Existing fraud-detection measures come with drawbacks. Several tests to determine the vintage of a wine require opening the bottle. Other methods are inexact or require having an authentic sample of the wine on hand to compare the results. Most wine authenticators still work by taking a long look at bottles, labels, corks and capsules for telltale signs of forgery.
Dr. Simon Fahrni and Dr. Benjamin Fuller are researchers in U.C. Irvine's Earth System Science department. They also enjoy wine. Discussing the counterfeiting problem, they began brainstorming a new test and asked Dr. John Southon, director of the university's radiocarbon dating laboratory, for help. "Simon and I set about designing and conducting the necessary experiments in our free time and on the weekends," Fuller told Wine Spectator. "This was a 'fun, what-if project' and not part of our routine research experiments, and we had no idea if we would succeed."
According to their recently published study in Analytical Chemistry, the three men did succeed, creating a noninvasive procedure that uses vacuum suction to date a wine by its angel's share.
Due to the natural permeability of the bark of a cork tree, the ullage—the small headspace between the wine's surface and the cork—grows over time as alcohol and water particles escape as vapors, a loss often called the "angel's share."
The new vintage verification method uses a vacuum to extract gas and liquid vapors, part of the angel's share that has evaporated and is passing through the cork. The vacuum is applied only to the top of the cork, leaving the majority of the closure and bottle unaffected. After the extraction, the cork can then be "bled up" with inert argon gas, protecting the cork and wine from air intrusion.

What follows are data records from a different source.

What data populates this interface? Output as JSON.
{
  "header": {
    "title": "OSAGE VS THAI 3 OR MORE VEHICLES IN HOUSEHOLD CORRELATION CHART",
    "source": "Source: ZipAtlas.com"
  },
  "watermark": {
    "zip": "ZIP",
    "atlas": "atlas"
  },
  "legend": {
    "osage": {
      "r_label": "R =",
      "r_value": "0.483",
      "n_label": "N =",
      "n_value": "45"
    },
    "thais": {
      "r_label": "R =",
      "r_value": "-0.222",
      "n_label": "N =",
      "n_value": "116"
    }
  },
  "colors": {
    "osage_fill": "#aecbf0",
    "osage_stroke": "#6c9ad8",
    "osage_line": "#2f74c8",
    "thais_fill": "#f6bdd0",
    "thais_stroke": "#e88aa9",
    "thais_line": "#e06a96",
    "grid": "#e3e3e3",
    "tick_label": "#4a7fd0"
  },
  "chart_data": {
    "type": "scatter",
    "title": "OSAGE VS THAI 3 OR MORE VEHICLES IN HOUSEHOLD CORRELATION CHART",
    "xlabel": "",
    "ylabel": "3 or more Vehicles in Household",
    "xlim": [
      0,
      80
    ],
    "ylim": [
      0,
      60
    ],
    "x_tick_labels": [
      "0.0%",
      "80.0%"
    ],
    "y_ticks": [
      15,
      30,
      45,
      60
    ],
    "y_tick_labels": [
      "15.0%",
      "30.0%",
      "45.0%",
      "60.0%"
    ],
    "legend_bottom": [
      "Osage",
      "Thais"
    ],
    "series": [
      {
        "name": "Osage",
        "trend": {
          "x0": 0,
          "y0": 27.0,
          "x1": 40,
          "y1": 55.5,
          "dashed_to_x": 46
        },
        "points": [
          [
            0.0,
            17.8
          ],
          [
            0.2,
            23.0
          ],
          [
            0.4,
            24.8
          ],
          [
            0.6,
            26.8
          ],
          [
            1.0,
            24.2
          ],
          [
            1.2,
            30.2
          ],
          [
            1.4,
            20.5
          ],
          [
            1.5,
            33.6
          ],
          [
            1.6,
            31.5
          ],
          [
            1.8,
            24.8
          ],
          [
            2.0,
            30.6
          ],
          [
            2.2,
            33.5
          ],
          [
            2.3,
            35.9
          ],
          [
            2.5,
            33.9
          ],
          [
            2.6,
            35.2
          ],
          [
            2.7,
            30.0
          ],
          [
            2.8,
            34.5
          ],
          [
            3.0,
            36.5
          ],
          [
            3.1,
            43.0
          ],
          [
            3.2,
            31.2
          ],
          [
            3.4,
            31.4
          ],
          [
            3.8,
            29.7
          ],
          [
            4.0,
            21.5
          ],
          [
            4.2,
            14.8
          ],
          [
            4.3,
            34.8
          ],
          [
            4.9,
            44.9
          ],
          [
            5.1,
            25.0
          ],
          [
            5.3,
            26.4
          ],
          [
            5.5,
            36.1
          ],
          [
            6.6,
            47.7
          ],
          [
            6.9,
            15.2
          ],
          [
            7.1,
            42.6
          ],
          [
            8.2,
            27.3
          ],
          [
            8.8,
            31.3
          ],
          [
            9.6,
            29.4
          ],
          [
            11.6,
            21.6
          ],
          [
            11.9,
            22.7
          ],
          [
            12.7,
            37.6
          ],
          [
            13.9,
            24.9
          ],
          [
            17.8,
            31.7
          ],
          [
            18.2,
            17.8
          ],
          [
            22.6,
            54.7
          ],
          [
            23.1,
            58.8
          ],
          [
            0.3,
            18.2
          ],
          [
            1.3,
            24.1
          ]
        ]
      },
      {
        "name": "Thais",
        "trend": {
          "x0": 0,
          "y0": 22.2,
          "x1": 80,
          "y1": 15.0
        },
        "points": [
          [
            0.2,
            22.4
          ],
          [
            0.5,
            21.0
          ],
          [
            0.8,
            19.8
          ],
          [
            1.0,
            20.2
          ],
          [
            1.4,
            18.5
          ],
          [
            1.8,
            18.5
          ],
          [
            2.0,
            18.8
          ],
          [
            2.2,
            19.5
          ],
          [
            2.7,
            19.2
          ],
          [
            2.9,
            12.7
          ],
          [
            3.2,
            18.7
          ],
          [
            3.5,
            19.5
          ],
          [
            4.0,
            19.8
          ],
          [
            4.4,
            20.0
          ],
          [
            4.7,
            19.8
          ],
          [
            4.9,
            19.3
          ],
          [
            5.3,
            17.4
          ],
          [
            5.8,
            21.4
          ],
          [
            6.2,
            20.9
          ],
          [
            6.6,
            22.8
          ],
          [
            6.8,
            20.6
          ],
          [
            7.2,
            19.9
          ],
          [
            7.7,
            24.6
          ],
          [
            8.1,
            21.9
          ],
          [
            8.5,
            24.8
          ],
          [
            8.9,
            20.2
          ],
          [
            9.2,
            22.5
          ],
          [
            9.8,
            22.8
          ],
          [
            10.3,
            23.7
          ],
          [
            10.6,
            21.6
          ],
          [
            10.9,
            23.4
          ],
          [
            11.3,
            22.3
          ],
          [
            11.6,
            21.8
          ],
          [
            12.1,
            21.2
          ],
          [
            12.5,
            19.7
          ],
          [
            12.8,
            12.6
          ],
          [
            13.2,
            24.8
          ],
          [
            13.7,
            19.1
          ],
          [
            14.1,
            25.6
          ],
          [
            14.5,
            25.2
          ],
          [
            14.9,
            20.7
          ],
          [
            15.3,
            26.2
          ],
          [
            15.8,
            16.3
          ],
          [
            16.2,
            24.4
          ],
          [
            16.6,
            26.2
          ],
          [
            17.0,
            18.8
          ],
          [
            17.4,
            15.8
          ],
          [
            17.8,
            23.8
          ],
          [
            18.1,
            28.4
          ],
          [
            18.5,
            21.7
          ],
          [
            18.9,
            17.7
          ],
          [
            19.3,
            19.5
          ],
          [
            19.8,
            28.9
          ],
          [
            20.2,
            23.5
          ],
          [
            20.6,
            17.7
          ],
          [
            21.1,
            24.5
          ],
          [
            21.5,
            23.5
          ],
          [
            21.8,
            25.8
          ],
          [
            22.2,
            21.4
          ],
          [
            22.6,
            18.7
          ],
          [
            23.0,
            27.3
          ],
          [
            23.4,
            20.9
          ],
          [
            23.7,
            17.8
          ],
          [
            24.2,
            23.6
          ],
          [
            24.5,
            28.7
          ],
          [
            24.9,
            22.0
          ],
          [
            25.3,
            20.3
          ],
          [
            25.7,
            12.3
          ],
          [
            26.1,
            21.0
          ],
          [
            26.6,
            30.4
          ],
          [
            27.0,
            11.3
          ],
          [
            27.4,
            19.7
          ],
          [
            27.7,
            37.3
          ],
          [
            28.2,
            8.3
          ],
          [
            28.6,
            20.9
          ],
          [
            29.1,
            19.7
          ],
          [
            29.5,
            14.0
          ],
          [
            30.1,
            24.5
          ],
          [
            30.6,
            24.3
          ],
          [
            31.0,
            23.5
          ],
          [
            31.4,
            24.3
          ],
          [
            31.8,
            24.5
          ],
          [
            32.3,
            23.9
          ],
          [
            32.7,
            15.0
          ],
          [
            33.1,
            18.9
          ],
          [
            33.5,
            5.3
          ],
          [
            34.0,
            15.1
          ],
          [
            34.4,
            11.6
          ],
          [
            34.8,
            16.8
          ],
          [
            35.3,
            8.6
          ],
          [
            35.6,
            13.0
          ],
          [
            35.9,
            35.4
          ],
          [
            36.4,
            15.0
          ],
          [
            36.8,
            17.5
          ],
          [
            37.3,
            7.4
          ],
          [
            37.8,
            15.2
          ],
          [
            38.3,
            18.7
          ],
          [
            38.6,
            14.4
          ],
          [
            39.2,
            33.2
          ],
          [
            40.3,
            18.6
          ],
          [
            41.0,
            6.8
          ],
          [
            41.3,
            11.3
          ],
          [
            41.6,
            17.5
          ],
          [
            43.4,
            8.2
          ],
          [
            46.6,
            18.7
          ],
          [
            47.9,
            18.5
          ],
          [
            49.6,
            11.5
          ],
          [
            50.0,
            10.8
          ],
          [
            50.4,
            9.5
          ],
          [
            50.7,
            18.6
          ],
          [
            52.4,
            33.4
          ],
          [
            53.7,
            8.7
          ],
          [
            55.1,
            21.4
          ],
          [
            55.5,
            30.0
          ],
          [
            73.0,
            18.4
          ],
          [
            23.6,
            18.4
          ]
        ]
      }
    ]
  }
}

The extracted gas is analyzed to measure atoms of Carbon-14, a radioactive isotope. Atmospheric levels of Carbon-14 have varied in the last 60 years as a result of aboveground nuclear explosive testing. Each Carbon-14 atom is minute compared to the other particles in the sample size—Fuller compared it to searching for one drop of water in 20 Olympic-size swimming pools. "We're looking for a needle in a haystack," said Fahrni.
After testing 32 wines loaned by a kind wine collector—Fuller's father—the team was able to accurately date 23 of them, or 72 percent. They are working on a portable device, potentially allowing investigators to sample bottles in a cellar before analyzing the results in a lab.
One hundred percent accuracy remains out of reach, however. Some natural corks retain less permeability than others, limiting the sample size, and carbon contamination and corked wines will always add a degree of unpredictability.
The team next plans to test wines that are known to be fraudulent to check the method's reliability. They also believe there are opportunities in measuring other chemicals to possibly sniff out flawed wine. "While a wine might be authentic, is it worth buying if it has spoiled and peaked, or turned to vinegar?" asked Fuller. They hope that what began as a fun project could someday restore wine consumers' confidence.